Cuentos del Pacífico Sur, de Yuri Soria Galvarro
Por: Ramón Rocha Monroy
Quiero presentar a Yuri Soria Galvarro, un escritor nacido en Cochabamba y radicado en Puerto Montt, en el Pacífico Sur de Chile, donde escribió estos cuentos que son testimonio de su madurez creativa y recogen algunos de sus recuerdos como ingeniero marino. Él es hijo de un médico generoso, nacido en Cochabamba, es de la brava familia Soria Galvarro, a la cual pertenecía Roberto, autor de una novela inolvidable llamada El Tesoro del Sacta, que todavía luchamos por editar aunque ya se filmó parcialmente en un mediometraje de 90 minutos.
Yuri es boliviano y es un hombre de mar. Como todos los seres humanos que viven a orillas del océano y entre cientos de islas, Yuri sabe que vivir allí no es así nomás, como diría Jaime Saenz al referirse a la poesía. Vivir en el mar entraña tremendos peligros, porque el mar tiene corrientes secretas y en su resollar constante amenaza ahogarte con el menor pretexto y te exige saber luchar en altamar contra la tormenta y bucear sus profundidades, o bien se sale de madre y arrasa con todo en un maremoto o un tsunami. Peligros que quienes viven en el mar consuelan en el bar, a orillas de una cerveza o una botella de vino a veces agrio, con el gorro de lana puesto aunque haga sol, la chaqueta y la chompa marinas que raras veces se quitan. Porque vivir cerca del mar es vivir en la humedad y el frío, abierto a todas las aguas, a todos los vientos, a todos los continentes, a la influencia de todos los pueblos que tienen mar.
Hace poco escuché que en las minas bolivianas la muerte es una costumbre tan cotidiana que los hijos no lloran a los padres muertos, menos las viudas, porque ya pasaron por la tragedia 3 o 4 veces. Esta constatación es la esencia de Los cementerios mineros, una página memorable de Sergio Almaraz. Internarse en la mina es perder un tanto la vida; quizá por eso las farras de los mineros son y eran tan ruidosas, como si fuera esa noche la última vez. Y bueno, yo que soy montañés, como muchos acá, pienso que vivir en el mar se parece a vivir en la mina; y que así como es frecuente que uno acabe de minero, así uno suele acabar de buzo o de marinero de un transatlántico o de una lancha de pesca. Si en la mina el polvo te ataca a los pulmones, bucear te jode la presión, según explica Yuri porque el aire artificial que se respira tiene un 80 por ciento de nitrógeno, que explota como agua con gas embotellada.
Recuerdo que en mi primera juventud me asfixiaban las montañas porque yo quería ese horizonte rectilíneo que te da el trópico o el mar, como esa tapa maravillosa del libro, que es una fotografía tomada por Yuri; pero ahora la montaña me cobija y no sabría vivir lejos de ella, con un horizonte abierto.
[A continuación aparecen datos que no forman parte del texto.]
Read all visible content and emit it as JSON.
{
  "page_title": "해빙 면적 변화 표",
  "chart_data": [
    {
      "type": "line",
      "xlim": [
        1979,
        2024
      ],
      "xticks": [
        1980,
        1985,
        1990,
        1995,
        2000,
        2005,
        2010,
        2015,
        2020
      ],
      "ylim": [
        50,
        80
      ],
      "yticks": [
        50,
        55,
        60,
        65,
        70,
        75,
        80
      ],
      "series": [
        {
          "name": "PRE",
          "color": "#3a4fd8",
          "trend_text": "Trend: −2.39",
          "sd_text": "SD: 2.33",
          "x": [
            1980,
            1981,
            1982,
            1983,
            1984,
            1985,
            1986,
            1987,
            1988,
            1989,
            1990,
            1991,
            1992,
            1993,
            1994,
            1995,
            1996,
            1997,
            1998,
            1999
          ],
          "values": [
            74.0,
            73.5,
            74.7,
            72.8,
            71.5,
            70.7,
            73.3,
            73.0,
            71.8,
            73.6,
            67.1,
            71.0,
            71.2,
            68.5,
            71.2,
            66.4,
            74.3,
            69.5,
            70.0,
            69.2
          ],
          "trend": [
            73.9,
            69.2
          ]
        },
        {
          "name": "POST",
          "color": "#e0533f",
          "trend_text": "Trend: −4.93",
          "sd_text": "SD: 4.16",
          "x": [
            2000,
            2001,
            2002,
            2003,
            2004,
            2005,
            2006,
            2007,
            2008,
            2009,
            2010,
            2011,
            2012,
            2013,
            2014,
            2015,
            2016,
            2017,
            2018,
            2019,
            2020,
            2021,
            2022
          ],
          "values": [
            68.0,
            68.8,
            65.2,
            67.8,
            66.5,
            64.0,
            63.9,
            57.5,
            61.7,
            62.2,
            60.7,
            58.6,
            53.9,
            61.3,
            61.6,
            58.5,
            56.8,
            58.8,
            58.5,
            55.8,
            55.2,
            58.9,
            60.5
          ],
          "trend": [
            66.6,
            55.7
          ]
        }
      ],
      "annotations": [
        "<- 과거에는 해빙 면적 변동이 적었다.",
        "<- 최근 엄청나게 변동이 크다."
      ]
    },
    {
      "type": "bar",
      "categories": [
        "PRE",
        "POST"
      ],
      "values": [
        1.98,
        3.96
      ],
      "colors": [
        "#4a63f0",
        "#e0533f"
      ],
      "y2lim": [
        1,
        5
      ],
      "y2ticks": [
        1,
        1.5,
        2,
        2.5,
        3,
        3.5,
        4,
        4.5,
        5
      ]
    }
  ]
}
De esa sustancia están hechos los cuentos de Yuri, pero también de esa gracia chilena por decir y nombrar las cosas, como ese gringo tan blanco que tenía el pellejo como caca de gaviota, o esa forma de salir con las cajas destempladas que es salir apretando el cachete, o alguien que huye como si le hubieran quemado el culo con un fierro de marcar ganado o ese viento que hacía volar las piedras.
Vivir en el mar es pertenecer a la raza de Herman Melville, de Simbad el Marino y de Ulises, es vivir en altamar con la nostalgia de la tierra y en la tierra con la nostalgia del mar, entre la cueva terrestre y la intemperie acuática. De esa sustancia están hechos estos cuentos.
Una última reflexión: René Zavaleta decía que a la clase gobernante en la guerra del Pacífico, más le hubiera dolido perder a la Virgen de Copacabana. El mismo Zavaleta abunda en nuestra condición de gente de tierra adentro. ¿Por qué, entonces, la hondura de esa nostalgia del mar?
No he encontrado mejor respuesta que aquella que escribe Rodrigo Mita Molina. Y dice:
Pero bueno, la cosa es más antigua y más profunda, como la piel de una mujer. El hombre del altiplano ha estado ligado vitalmente a las costas del pacífico desde hace miles de años… En Atacama no estuvieron nunca ni araucanos ni españoles. La nostalgia es entonces más entrañable, es “originaria”. Y ya que hablamos de lo originario estaría bien recordar lo que dijo alguna vez Aníbal Ponce sobre la nostalgia del mar: “la temperatura de los mares ancestrales sigue siendo todavía la temperatura óptima de la vida celular. No es, pues, al azar que el mar encuentra resonancias profundas en nuestra estructura anímica. Porque el mar mismo es el que rueda en nuestra sangre.
¡Llevamos el mar, amigos, debajo de la piel!”.